Oxytocin (OT) is a pituitary hormone traditionally known for the functions it performs peripherally. However oxytocin is also a neuropeptide and in the central nervous system it regulates several neuroendocrine and cognitive functions. OT deficiency seems to be involved in autistic disorders and brings to impairment of cognitive flexibility and social behaviours, associable with limbic system and hippocampus. This prompted us to study the modulation performed by OT at hippocampal level.

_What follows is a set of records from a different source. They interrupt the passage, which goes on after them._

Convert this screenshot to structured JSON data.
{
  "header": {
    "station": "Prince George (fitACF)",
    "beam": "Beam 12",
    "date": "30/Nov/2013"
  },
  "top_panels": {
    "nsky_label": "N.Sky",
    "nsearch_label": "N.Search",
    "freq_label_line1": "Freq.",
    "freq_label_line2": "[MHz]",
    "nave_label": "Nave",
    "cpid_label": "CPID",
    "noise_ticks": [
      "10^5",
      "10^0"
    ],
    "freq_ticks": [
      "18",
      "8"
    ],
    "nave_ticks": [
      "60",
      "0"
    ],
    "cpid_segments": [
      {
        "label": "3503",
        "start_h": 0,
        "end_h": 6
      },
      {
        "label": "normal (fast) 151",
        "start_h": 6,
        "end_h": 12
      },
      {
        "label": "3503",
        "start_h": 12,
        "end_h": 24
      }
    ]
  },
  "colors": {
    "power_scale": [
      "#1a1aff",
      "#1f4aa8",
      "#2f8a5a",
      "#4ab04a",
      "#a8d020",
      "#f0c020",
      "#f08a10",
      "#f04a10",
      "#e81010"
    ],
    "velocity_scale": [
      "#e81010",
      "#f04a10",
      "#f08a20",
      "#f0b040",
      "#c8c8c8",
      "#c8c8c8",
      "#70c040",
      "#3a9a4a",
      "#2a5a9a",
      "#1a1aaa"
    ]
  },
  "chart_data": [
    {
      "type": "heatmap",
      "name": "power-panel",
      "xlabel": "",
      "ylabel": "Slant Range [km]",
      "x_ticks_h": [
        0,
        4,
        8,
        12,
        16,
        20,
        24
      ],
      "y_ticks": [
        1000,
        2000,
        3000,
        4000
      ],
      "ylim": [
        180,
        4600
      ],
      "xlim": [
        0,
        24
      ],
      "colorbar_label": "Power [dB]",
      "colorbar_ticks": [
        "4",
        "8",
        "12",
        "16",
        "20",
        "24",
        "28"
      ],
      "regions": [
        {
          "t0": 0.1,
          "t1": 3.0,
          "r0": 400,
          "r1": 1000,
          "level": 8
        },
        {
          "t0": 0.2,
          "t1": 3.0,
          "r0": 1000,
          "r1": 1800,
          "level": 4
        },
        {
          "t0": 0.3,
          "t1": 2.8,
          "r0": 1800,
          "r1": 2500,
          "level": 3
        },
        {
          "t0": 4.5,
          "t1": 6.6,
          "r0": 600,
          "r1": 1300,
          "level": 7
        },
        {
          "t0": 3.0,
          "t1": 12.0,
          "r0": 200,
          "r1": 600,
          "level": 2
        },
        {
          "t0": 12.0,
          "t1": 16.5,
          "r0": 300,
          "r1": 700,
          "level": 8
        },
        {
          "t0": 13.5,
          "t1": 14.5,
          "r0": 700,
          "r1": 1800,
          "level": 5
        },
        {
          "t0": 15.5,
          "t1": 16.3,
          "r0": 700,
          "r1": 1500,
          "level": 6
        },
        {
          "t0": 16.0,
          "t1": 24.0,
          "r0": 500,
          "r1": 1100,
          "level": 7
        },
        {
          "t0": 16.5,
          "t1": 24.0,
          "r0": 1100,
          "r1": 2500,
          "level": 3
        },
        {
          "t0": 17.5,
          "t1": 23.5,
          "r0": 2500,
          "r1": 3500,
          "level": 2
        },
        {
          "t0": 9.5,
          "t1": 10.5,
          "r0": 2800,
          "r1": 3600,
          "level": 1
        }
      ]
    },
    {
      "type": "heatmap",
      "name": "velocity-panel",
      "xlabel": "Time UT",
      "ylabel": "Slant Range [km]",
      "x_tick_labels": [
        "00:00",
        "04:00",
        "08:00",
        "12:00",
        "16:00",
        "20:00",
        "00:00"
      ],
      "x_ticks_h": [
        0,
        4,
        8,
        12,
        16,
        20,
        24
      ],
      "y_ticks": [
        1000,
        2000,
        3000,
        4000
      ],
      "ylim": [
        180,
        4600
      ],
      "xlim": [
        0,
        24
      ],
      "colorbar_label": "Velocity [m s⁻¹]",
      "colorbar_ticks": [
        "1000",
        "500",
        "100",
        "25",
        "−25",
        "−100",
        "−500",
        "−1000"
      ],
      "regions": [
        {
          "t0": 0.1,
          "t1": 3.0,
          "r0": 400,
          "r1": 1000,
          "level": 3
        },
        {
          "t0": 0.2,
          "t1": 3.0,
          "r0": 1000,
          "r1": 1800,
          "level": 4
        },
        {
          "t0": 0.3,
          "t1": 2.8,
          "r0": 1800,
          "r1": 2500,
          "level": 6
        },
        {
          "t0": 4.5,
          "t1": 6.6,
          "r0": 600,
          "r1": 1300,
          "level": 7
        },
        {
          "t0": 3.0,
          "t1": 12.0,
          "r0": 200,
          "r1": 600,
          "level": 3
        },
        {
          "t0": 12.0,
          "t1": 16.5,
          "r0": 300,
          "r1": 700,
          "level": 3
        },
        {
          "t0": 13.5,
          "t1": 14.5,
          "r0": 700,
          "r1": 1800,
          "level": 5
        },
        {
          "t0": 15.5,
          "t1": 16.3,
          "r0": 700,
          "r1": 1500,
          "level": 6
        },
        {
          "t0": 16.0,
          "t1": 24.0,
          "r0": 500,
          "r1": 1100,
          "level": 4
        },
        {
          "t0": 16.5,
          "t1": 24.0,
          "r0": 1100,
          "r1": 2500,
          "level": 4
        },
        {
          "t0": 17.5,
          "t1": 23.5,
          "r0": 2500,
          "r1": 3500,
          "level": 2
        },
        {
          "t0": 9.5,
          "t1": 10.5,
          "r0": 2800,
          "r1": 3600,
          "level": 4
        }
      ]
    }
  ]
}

All the experiments were performed using the whole-cell patch-clamp technique on transversal brain slices. During application of the selective OT receptor agonist [Thr4,Gly7]-oxytocin (TGOT), we observed a significant increase of both frequency and amplitude of spontaneous inhibitory postsynaptic currents (GABA_A receptor-mediated) recorded from CA1 pyramidal neurons. Furthermore, we analyzed the effect of TGOT application on the membrane potential of CA1 neurons. Drug application induced a depolarizing effect on GABAergic interneurons located in stratum pyramidale, that, in some cases, exceeded the threshold for the generation of action potentials. In contrast no effect was observed on the membrane potential of pyarmidal neurons and GABAergic interneurons located in stratum oriens and radiatum. These data suggest that OT increases the excitability of a class of hippocampal inhibitory interneurons and this, in turn, may indirectly depress the activity of CA1 pyramidal neurons.